Born in 1990, Johnson's already won a strung of awards for her debut novella Fen, which scooped up the A.M. Heath Prize back in 2014. "I grew up there, in the British Fens," she told American Short Fiction in 2017, "and when I started writing short stories it was a landscape which—without my much meaning it to—came back to me." Johnson said in the same interview that she's been writing since she was 14, and that her interest in "haunted house stories" is due to her having lived in "perhaps 10 houses by the time I was 15". After completing a creative writing MA at Oxford, she now lives in the same city.
The current record for the youngest winner is held by New Zealander Ellen Catton, who was 28 years old when she won the Prize back in 2013 for her surreal novel The Luminaries. But there's every chance that Catton's title as the youngest ever Man Booker Prize winner could be taken from her this year. If she's this year's Man Booker Prize winner, she'll be £50,000 better off, and with Everything Under, this could be her time. In their comments, the judges wrote: "The twists and turns of the book's stories braid this together with European folk tales to create a strong narrative river that carries us to a conclusion laced with tantalising possibilities."
The 28-year-old author — she was just 27 when the nomination was first announced — joins some more seasoned writers on 2018's shortlist, including The Flamethrowers writer Rachel Kushner and celebrated American writer Richard Powers.
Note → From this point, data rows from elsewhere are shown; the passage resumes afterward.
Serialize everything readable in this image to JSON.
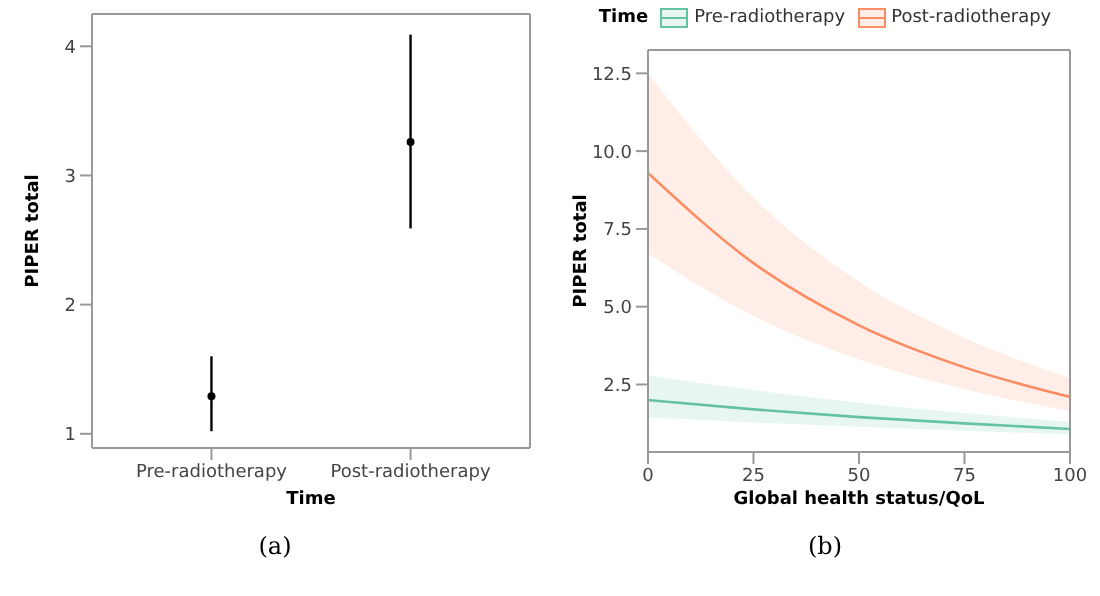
{
  "chart_data": [
    {
      "type": "scatter",
      "xlabel": "Time",
      "ylabel": "PIPER total",
      "categories": [
        "Pre-radiotherapy",
        "Post-radiotherapy"
      ],
      "ylim": [
        0.89,
        4.25
      ],
      "yticks": [
        1,
        2,
        3,
        4
      ],
      "grid": false,
      "marker": "circle",
      "annotations": [
        "(a)"
      ],
      "series": [
        {
          "color": "#000000",
          "values": [
            1.29,
            3.26
          ],
          "errors": [
            [
              1.02,
              1.6
            ],
            [
              2.59,
              4.09
            ]
          ]
        }
      ]
    },
    {
      "type": "line",
      "xlabel": "Global health status/QoL",
      "ylabel": "PIPER total",
      "legend_title": "Time",
      "legend": "top",
      "x": [
        0,
        25,
        50,
        75,
        100
      ],
      "xlim": [
        0,
        100
      ],
      "xticks": [
        0,
        25,
        50,
        75,
        100
      ],
      "ylim": [
        0.33,
        13.25
      ],
      "yticks": [
        2.5,
        {
          "value": 5,
          "label": "5.0"
        },
        7.5,
        {
          "value": 10,
          "label": "10.0"
        },
        12.5
      ],
      "grid": false,
      "marker": "none",
      "annotations": [
        "(b)"
      ],
      "series": [
        {
          "name": "Pre-radiotherapy",
          "color": "#66c2a5",
          "values": [
            2.0,
            1.7,
            1.45,
            1.25,
            1.07
          ],
          "lower": [
            1.45,
            1.28,
            1.14,
            1.01,
            0.9
          ],
          "upper": [
            2.8,
            2.32,
            1.91,
            1.58,
            1.3
          ]
        },
        {
          "name": "Post-radiotherapy",
          "color": "#fc8d62",
          "values": [
            9.3,
            6.4,
            4.4,
            3.05,
            2.1
          ],
          "lower": [
            6.7,
            4.7,
            3.3,
            2.35,
            1.65
          ],
          "upper": [
            12.5,
            8.5,
            5.8,
            4.0,
            2.7
          ]
        }
      ]
    }
  ]
}
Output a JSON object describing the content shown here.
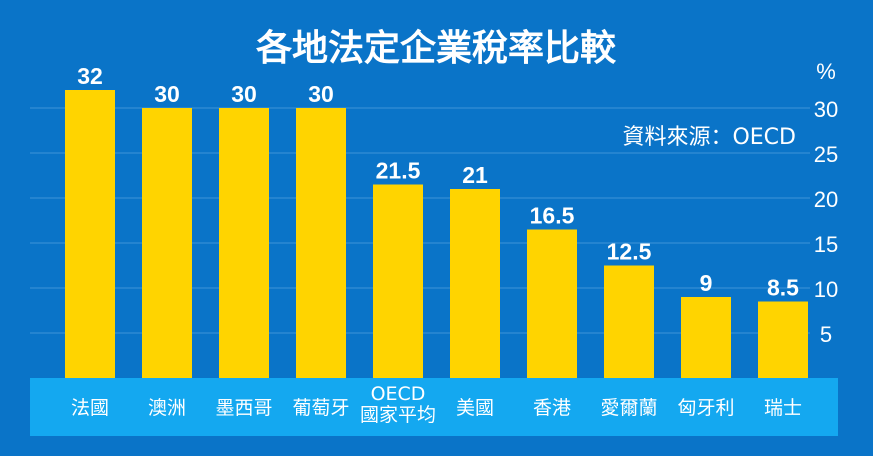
{
  "chart_data": {
    "type": "bar",
    "title": "各地法定企業稅率比較",
    "unit_label": "%",
    "source_note": "資料來源：OECD",
    "categories": [
      {
        "lines": [
          "法國"
        ]
      },
      {
        "lines": [
          "澳洲"
        ]
      },
      {
        "lines": [
          "墨西哥"
        ]
      },
      {
        "lines": [
          "葡萄牙"
        ]
      },
      {
        "lines": [
          "OECD",
          "國家平均"
        ]
      },
      {
        "lines": [
          "美國"
        ]
      },
      {
        "lines": [
          "香港"
        ]
      },
      {
        "lines": [
          "愛爾蘭"
        ]
      },
      {
        "lines": [
          "匈牙利"
        ]
      },
      {
        "lines": [
          "瑞士"
        ]
      }
    ],
    "values": [
      32,
      30,
      30,
      30,
      21.5,
      21,
      16.5,
      12.5,
      9,
      8.5
    ],
    "value_labels": [
      "32",
      "30",
      "30",
      "30",
      "21.5",
      "21",
      "16.5",
      "12.5",
      "9",
      "8.5"
    ],
    "ylim": [
      0,
      32
    ],
    "yticks": [
      5,
      10,
      15,
      20,
      25,
      30
    ],
    "ytick_labels": [
      "5",
      "10",
      "15",
      "20",
      "25",
      "30"
    ],
    "grid": true,
    "colors": {
      "background": "#0a74c8",
      "bar": "#ffd400",
      "category_band": "#14a8f0",
      "grid": "#3f95d8",
      "text": "#ffffff",
      "value_label": "#ffffff"
    }
  }
}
This year's novels encompass everything from escaping slavery on a sugar plantation to a woman trying to navigate predatory eyes in Belfast during the Troubles. Johnson's Everything Under tells the story of Gretel, a girl who lives on a canal boat after her mother put her in foster care, so that she could pursue a new lover. The Guardian made it their book of the day on Jul. 17, and critic Anthony Cummins praised Johnson for her ability to make "psychological phenomena feel visceral."
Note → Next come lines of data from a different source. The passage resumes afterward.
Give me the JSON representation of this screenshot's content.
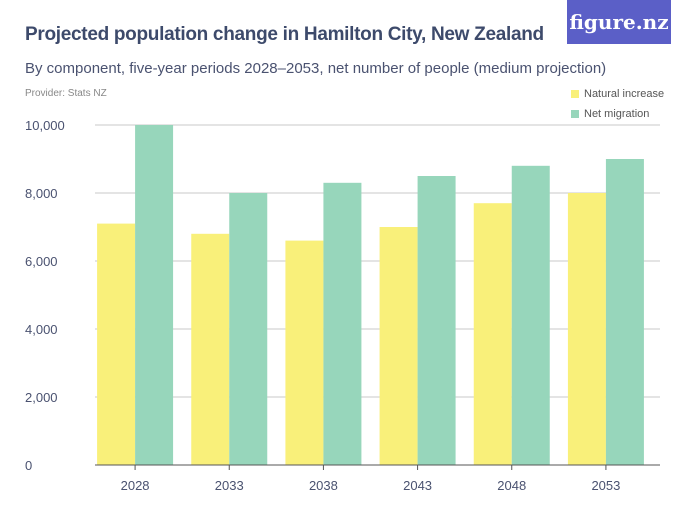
{
  "title": "Projected population change in Hamilton City, New Zealand",
  "subtitle": "By component, five-year periods 2028–2053, net number of people (medium projection)",
  "provider": "Provider: Stats NZ",
  "logo": "figure.nz",
  "colors": {
    "natural": "#f9f07a",
    "migration": "#97d6bb",
    "logo_bg": "#5b5fc7"
  },
  "chart_data": {
    "type": "bar",
    "title": "Projected population change in Hamilton City, New Zealand",
    "categories": [
      "2028",
      "2033",
      "2038",
      "2043",
      "2048",
      "2053"
    ],
    "series": [
      {
        "name": "Natural increase",
        "values": [
          7100,
          6800,
          6600,
          7000,
          7700,
          8000
        ]
      },
      {
        "name": "Net migration",
        "values": [
          10000,
          8000,
          8300,
          8500,
          8800,
          9000
        ]
      }
    ],
    "ylim": [
      0,
      10000
    ],
    "yticks": [
      0,
      2000,
      4000,
      6000,
      8000,
      10000
    ],
    "ytick_labels": [
      "0",
      "2,000",
      "4,000",
      "6,000",
      "8,000",
      "10,000"
    ],
    "grid": true,
    "legend": "top-right"
  }
}
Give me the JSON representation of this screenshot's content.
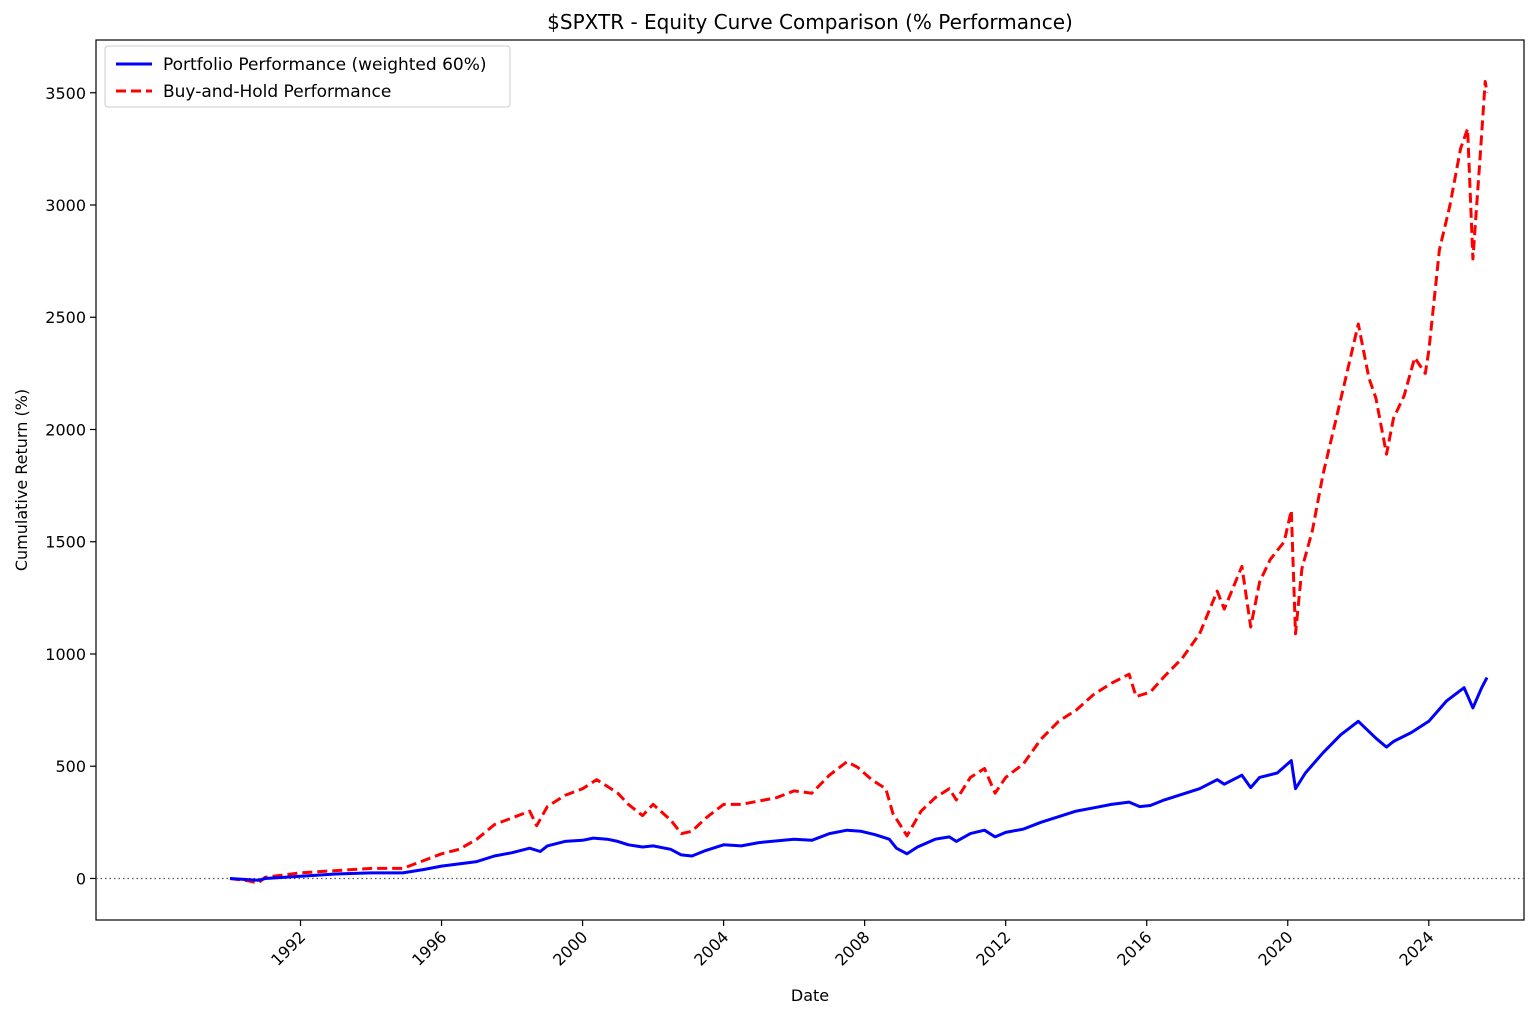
{
  "chart_data": {
    "type": "line",
    "title": "$SPXTR - Equity Curve Comparison (% Performance)",
    "xlabel": "Date",
    "ylabel": "Cumulative Return (%)",
    "x_tick_labels": [
      "1992",
      "1996",
      "2000",
      "2004",
      "2008",
      "2012",
      "2016",
      "2020",
      "2024"
    ],
    "x_ticks": [
      1992,
      1996,
      2000,
      2004,
      2008,
      2012,
      2016,
      2020,
      2024
    ],
    "xlim": [
      1986.2,
      2026.7
    ],
    "y_tick_labels": [
      "0",
      "500",
      "1000",
      "1500",
      "2000",
      "2500",
      "3000",
      "3500"
    ],
    "y_ticks": [
      0,
      500,
      1000,
      1500,
      2000,
      2500,
      3000,
      3500
    ],
    "ylim": [
      -185,
      3735
    ],
    "grid": false,
    "legend_position": "upper-left",
    "reference_line": {
      "y": 0,
      "style": "dotted",
      "color": "#555555"
    },
    "series": [
      {
        "name": "Portfolio Performance (weighted 60%)",
        "color": "#0000ff",
        "style": "solid",
        "points": [
          [
            1990.0,
            0
          ],
          [
            1990.5,
            -5
          ],
          [
            1990.8,
            -8
          ],
          [
            1991.0,
            0
          ],
          [
            1992.0,
            10
          ],
          [
            1993.0,
            20
          ],
          [
            1994.0,
            25
          ],
          [
            1994.9,
            25
          ],
          [
            1995.5,
            40
          ],
          [
            1996.0,
            55
          ],
          [
            1996.5,
            65
          ],
          [
            1997.0,
            75
          ],
          [
            1997.5,
            100
          ],
          [
            1998.0,
            115
          ],
          [
            1998.5,
            135
          ],
          [
            1998.8,
            120
          ],
          [
            1999.0,
            145
          ],
          [
            1999.5,
            165
          ],
          [
            2000.0,
            170
          ],
          [
            2000.3,
            180
          ],
          [
            2000.7,
            175
          ],
          [
            2001.0,
            165
          ],
          [
            2001.3,
            150
          ],
          [
            2001.7,
            140
          ],
          [
            2002.0,
            145
          ],
          [
            2002.5,
            130
          ],
          [
            2002.8,
            105
          ],
          [
            2003.1,
            100
          ],
          [
            2003.5,
            125
          ],
          [
            2004.0,
            150
          ],
          [
            2004.5,
            145
          ],
          [
            2005.0,
            160
          ],
          [
            2006.0,
            175
          ],
          [
            2006.5,
            170
          ],
          [
            2007.0,
            200
          ],
          [
            2007.5,
            215
          ],
          [
            2007.9,
            210
          ],
          [
            2008.3,
            195
          ],
          [
            2008.7,
            175
          ],
          [
            2008.9,
            135
          ],
          [
            2009.2,
            110
          ],
          [
            2009.5,
            140
          ],
          [
            2010.0,
            175
          ],
          [
            2010.4,
            185
          ],
          [
            2010.6,
            165
          ],
          [
            2011.0,
            200
          ],
          [
            2011.4,
            215
          ],
          [
            2011.7,
            185
          ],
          [
            2012.0,
            205
          ],
          [
            2012.5,
            220
          ],
          [
            2013.0,
            250
          ],
          [
            2013.5,
            275
          ],
          [
            2014.0,
            300
          ],
          [
            2014.5,
            315
          ],
          [
            2015.0,
            330
          ],
          [
            2015.5,
            340
          ],
          [
            2015.8,
            320
          ],
          [
            2016.1,
            325
          ],
          [
            2016.5,
            350
          ],
          [
            2017.0,
            375
          ],
          [
            2017.5,
            400
          ],
          [
            2018.0,
            440
          ],
          [
            2018.2,
            420
          ],
          [
            2018.7,
            460
          ],
          [
            2018.95,
            405
          ],
          [
            2019.2,
            450
          ],
          [
            2019.7,
            470
          ],
          [
            2020.1,
            525
          ],
          [
            2020.22,
            400
          ],
          [
            2020.5,
            470
          ],
          [
            2021.0,
            560
          ],
          [
            2021.5,
            640
          ],
          [
            2022.0,
            700
          ],
          [
            2022.5,
            625
          ],
          [
            2022.8,
            585
          ],
          [
            2023.0,
            610
          ],
          [
            2023.5,
            650
          ],
          [
            2024.0,
            700
          ],
          [
            2024.5,
            790
          ],
          [
            2025.0,
            850
          ],
          [
            2025.25,
            760
          ],
          [
            2025.5,
            850
          ],
          [
            2025.65,
            895
          ]
        ]
      },
      {
        "name": "Buy-and-Hold Performance",
        "color": "#ff0000",
        "style": "dashed",
        "points": [
          [
            1990.0,
            0
          ],
          [
            1990.5,
            -10
          ],
          [
            1990.8,
            -20
          ],
          [
            1991.0,
            5
          ],
          [
            1992.0,
            25
          ],
          [
            1993.0,
            35
          ],
          [
            1994.0,
            45
          ],
          [
            1994.9,
            45
          ],
          [
            1995.5,
            80
          ],
          [
            1996.0,
            110
          ],
          [
            1996.5,
            130
          ],
          [
            1997.0,
            175
          ],
          [
            1997.5,
            240
          ],
          [
            1998.0,
            270
          ],
          [
            1998.5,
            300
          ],
          [
            1998.7,
            235
          ],
          [
            1999.0,
            320
          ],
          [
            1999.5,
            370
          ],
          [
            2000.0,
            400
          ],
          [
            2000.4,
            440
          ],
          [
            2000.7,
            410
          ],
          [
            2001.0,
            380
          ],
          [
            2001.3,
            330
          ],
          [
            2001.7,
            280
          ],
          [
            2002.0,
            330
          ],
          [
            2002.5,
            260
          ],
          [
            2002.8,
            200
          ],
          [
            2003.1,
            210
          ],
          [
            2003.5,
            270
          ],
          [
            2004.0,
            330
          ],
          [
            2004.5,
            330
          ],
          [
            2005.0,
            345
          ],
          [
            2005.5,
            360
          ],
          [
            2006.0,
            390
          ],
          [
            2006.5,
            380
          ],
          [
            2007.0,
            460
          ],
          [
            2007.5,
            520
          ],
          [
            2007.8,
            495
          ],
          [
            2008.2,
            440
          ],
          [
            2008.6,
            400
          ],
          [
            2008.8,
            290
          ],
          [
            2009.2,
            190
          ],
          [
            2009.6,
            300
          ],
          [
            2010.0,
            360
          ],
          [
            2010.4,
            400
          ],
          [
            2010.6,
            350
          ],
          [
            2011.0,
            450
          ],
          [
            2011.4,
            490
          ],
          [
            2011.7,
            380
          ],
          [
            2012.0,
            450
          ],
          [
            2012.5,
            510
          ],
          [
            2013.0,
            620
          ],
          [
            2013.5,
            700
          ],
          [
            2014.0,
            750
          ],
          [
            2014.5,
            820
          ],
          [
            2015.0,
            870
          ],
          [
            2015.5,
            910
          ],
          [
            2015.7,
            810
          ],
          [
            2016.1,
            830
          ],
          [
            2016.5,
            900
          ],
          [
            2017.0,
            980
          ],
          [
            2017.5,
            1090
          ],
          [
            2018.0,
            1280
          ],
          [
            2018.2,
            1200
          ],
          [
            2018.7,
            1390
          ],
          [
            2018.95,
            1120
          ],
          [
            2019.2,
            1320
          ],
          [
            2019.5,
            1420
          ],
          [
            2019.9,
            1500
          ],
          [
            2020.1,
            1640
          ],
          [
            2020.22,
            1090
          ],
          [
            2020.4,
            1380
          ],
          [
            2020.7,
            1550
          ],
          [
            2021.0,
            1800
          ],
          [
            2021.3,
            2000
          ],
          [
            2021.6,
            2200
          ],
          [
            2022.0,
            2470
          ],
          [
            2022.3,
            2230
          ],
          [
            2022.5,
            2140
          ],
          [
            2022.8,
            1890
          ],
          [
            2023.0,
            2050
          ],
          [
            2023.3,
            2150
          ],
          [
            2023.6,
            2320
          ],
          [
            2023.9,
            2250
          ],
          [
            2024.0,
            2350
          ],
          [
            2024.3,
            2800
          ],
          [
            2024.6,
            3000
          ],
          [
            2024.9,
            3250
          ],
          [
            2025.1,
            3340
          ],
          [
            2025.25,
            2760
          ],
          [
            2025.45,
            3200
          ],
          [
            2025.6,
            3550
          ],
          [
            2025.65,
            3500
          ]
        ]
      }
    ]
  }
}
The shortlisted names were announced on Sept. 20, with one of this year's judges, the philosopher Kwame Anthony Appiah, commenting that the finalists were all chosen for their "miracles of stylistic invention." "These books speak very much to our moment, but we believe that they will endure," he went on to say. The winner of this year's Man Booker Prize will be announced on Oct. 16 in London's Guildhall, and will be aired on the BBC.